Artista que se destaca pela ausência é Manuel Gustavo Bordallo Pinheiro. Sem o apoio do pai, consegue manter com alguma dificuldade o jornal "A Paródia" de 1905 a 1908, e desde aí o desenho satírico vai desaparecendo da sua vida. Dedicado à cerâmica, e principalmente ao ensino, fará de tempos a tempos umas ilustrações, mas sem o impacto e qualidade da obra da sua juventude. Uma carta de 22 de Junho de 1917 para Leal da Câmara demonstra o seu estado de espírito: A respeito da minha collaboração na exposição d'assumpto de guerra, muito contrariado venho dizer-lhe que não posso concorrer porque não tenho nada feito n'esse sentido.

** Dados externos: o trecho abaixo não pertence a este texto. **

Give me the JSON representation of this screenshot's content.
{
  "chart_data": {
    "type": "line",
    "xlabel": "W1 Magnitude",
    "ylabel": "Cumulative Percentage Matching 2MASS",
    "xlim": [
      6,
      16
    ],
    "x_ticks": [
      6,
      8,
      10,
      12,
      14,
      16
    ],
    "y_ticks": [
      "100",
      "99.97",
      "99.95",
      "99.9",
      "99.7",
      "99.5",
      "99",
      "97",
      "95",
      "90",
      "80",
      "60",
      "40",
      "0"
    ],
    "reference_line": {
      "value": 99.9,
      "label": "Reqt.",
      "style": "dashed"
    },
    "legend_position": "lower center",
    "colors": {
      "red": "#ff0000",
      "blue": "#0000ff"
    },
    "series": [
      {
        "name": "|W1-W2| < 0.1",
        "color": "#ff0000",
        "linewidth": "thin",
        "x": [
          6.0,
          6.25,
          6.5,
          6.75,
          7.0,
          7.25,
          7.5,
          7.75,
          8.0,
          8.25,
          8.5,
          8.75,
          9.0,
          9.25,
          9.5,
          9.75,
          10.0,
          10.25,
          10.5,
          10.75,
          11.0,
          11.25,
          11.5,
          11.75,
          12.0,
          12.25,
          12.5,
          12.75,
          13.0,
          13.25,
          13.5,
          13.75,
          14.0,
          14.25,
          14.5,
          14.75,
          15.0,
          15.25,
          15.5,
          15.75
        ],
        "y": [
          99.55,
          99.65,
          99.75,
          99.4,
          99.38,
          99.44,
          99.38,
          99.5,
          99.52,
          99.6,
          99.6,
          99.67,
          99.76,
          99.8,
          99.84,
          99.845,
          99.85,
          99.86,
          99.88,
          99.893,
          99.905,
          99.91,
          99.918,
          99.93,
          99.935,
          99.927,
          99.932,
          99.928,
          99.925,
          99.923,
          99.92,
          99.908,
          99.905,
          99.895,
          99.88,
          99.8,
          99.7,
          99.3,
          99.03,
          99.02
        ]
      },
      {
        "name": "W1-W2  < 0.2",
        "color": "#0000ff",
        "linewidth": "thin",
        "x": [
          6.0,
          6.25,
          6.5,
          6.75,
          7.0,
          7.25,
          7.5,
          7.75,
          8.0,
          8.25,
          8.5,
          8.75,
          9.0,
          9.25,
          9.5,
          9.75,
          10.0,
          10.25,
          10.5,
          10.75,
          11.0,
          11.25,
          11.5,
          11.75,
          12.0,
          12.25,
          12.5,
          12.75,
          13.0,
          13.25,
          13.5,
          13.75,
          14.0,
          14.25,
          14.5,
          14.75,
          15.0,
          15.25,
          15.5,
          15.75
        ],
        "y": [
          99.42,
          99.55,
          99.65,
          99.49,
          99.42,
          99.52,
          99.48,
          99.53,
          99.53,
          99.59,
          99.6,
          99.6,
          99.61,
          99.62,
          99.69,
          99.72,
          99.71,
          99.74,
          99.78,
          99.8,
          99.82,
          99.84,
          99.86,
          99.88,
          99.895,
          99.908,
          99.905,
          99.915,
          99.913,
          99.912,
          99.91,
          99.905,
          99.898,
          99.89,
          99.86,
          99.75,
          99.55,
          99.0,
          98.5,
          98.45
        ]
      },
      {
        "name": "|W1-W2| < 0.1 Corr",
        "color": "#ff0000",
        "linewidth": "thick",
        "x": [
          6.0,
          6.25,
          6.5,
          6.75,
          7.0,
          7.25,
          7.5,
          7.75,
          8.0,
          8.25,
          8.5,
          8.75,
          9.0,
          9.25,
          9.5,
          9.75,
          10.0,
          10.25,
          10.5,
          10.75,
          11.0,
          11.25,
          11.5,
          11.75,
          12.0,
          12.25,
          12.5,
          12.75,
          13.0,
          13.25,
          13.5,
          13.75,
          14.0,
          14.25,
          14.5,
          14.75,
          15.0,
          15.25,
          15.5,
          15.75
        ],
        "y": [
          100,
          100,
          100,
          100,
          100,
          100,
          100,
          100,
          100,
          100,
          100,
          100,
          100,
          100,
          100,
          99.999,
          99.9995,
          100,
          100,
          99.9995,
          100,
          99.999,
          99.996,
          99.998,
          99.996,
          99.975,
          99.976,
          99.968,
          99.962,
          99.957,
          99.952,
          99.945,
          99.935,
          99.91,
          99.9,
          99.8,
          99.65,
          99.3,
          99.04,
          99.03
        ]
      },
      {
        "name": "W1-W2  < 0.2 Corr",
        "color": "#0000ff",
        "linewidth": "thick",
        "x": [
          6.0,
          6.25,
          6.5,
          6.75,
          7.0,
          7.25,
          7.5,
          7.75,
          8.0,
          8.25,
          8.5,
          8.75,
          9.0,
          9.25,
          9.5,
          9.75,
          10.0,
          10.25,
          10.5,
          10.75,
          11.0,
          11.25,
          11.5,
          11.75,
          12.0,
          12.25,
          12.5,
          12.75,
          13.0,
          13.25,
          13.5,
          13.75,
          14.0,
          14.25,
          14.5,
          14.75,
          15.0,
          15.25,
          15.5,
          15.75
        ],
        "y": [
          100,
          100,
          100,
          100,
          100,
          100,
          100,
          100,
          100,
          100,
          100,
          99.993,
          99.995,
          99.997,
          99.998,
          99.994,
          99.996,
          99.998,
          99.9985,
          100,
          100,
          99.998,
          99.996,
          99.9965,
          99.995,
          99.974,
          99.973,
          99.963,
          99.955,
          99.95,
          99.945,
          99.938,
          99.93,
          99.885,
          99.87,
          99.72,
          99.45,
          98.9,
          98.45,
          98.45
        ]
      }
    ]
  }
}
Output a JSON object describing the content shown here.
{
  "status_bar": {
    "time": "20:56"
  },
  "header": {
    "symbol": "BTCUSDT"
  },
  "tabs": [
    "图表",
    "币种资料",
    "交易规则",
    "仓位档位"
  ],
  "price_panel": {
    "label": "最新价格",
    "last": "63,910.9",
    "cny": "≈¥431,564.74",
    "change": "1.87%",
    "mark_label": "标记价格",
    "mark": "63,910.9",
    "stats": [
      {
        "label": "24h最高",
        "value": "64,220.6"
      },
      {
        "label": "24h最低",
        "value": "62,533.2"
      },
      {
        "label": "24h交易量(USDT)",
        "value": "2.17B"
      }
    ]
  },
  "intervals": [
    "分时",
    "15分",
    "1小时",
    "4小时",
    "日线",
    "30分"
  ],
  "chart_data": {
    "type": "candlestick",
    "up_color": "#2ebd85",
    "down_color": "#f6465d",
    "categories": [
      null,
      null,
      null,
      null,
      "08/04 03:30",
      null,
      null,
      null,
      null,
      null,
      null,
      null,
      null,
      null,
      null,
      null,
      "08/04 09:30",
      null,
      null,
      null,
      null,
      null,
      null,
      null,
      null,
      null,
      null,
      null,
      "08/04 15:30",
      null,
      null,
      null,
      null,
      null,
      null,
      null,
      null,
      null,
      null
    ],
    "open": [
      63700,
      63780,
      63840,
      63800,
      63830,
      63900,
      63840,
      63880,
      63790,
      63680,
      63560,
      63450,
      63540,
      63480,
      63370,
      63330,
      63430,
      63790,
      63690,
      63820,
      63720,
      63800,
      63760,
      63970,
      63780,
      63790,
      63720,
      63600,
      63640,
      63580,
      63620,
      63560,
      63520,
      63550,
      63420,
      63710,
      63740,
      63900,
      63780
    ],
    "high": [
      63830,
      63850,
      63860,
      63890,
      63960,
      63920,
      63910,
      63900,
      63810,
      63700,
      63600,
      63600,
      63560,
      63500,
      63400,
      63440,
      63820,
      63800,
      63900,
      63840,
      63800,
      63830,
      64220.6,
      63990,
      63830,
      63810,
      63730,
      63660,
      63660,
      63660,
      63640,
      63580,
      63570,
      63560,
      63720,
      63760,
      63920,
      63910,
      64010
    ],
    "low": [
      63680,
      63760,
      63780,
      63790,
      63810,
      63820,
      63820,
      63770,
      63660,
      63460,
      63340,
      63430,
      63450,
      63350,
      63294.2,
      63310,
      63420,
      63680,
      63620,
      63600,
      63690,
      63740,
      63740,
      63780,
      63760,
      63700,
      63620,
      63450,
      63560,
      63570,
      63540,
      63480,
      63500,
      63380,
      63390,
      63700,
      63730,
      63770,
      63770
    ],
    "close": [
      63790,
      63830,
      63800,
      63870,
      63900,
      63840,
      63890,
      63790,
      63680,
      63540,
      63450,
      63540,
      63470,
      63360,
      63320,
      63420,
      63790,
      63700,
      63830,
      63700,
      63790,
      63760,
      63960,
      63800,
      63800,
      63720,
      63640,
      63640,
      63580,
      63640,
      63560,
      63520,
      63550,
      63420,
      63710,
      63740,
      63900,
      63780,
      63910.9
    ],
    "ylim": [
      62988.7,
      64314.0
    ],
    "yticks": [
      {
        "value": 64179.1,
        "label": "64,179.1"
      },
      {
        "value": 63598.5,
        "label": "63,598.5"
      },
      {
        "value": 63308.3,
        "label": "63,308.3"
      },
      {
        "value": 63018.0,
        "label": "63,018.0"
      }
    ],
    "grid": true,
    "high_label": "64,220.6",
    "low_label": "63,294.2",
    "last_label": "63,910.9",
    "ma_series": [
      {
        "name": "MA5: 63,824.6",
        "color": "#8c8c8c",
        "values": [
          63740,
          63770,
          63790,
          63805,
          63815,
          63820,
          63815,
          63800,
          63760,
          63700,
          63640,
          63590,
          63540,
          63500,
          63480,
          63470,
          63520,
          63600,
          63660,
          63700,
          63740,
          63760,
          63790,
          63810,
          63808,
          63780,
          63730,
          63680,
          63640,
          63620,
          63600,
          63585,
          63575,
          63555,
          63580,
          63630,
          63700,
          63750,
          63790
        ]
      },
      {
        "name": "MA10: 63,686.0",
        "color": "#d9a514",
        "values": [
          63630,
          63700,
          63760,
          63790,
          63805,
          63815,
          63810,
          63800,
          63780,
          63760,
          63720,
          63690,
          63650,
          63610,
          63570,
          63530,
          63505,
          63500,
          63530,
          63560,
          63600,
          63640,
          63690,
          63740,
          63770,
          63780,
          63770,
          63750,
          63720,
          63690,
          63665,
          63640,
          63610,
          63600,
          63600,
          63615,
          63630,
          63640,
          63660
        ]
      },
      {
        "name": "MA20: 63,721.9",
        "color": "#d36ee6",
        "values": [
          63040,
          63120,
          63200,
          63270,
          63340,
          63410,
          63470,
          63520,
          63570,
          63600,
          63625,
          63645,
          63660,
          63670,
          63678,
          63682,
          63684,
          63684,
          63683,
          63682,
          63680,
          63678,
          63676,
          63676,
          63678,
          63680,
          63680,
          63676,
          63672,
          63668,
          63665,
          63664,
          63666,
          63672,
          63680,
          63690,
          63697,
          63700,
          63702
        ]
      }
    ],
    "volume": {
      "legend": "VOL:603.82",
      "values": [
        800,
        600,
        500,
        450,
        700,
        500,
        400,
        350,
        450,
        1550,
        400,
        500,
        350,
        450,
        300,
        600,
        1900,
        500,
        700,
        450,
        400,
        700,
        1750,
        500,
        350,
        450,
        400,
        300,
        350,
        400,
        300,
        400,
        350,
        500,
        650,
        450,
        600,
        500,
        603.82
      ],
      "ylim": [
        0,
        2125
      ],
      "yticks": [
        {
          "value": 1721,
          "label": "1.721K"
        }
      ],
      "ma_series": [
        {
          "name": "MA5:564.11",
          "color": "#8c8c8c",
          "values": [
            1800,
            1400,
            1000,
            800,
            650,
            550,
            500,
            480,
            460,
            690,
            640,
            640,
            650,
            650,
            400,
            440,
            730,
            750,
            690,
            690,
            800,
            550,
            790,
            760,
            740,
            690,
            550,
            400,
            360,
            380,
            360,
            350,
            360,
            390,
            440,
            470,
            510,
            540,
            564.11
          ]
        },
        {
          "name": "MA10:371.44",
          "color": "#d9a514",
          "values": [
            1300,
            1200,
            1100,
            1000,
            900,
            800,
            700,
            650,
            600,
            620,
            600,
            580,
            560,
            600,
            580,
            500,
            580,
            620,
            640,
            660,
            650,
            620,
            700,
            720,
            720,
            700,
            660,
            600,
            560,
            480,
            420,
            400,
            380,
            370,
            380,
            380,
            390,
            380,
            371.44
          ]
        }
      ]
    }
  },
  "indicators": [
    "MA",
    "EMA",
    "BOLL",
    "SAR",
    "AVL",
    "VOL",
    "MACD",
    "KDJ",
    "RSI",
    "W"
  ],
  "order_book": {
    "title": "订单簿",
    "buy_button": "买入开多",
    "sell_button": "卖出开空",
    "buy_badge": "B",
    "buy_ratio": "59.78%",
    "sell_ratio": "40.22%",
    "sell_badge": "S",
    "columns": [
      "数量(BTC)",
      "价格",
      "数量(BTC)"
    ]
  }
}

V. não imagina a minha vida agora. Levanto-me às 7 1/2 da manhã para dar aulas, em santos na escola Industrial Benevides e isto morando na Avenida Miguel Bombarda ABC que é como quem diz no fim do mundo, isto é a S. Sebastião da Pedreira. Passo a vida d' eléctrico meio adormecido e completamente burro, sem coragem para mais alem do trabalho da Escola, que é bastante fatigante, porque me metti a organizar uma officina de cerâmica que me tem dado agua pela barba.
V. sabe o que é luctar contra a rotina burocrática e querer a gente fazer coisa nova…
Uma massada !
Na próxima semana, conto acabar os meus exames da escola e depois ferro commigo nas Caldas, aonde então posso trabalhar mais à vontade na minha cerâmica.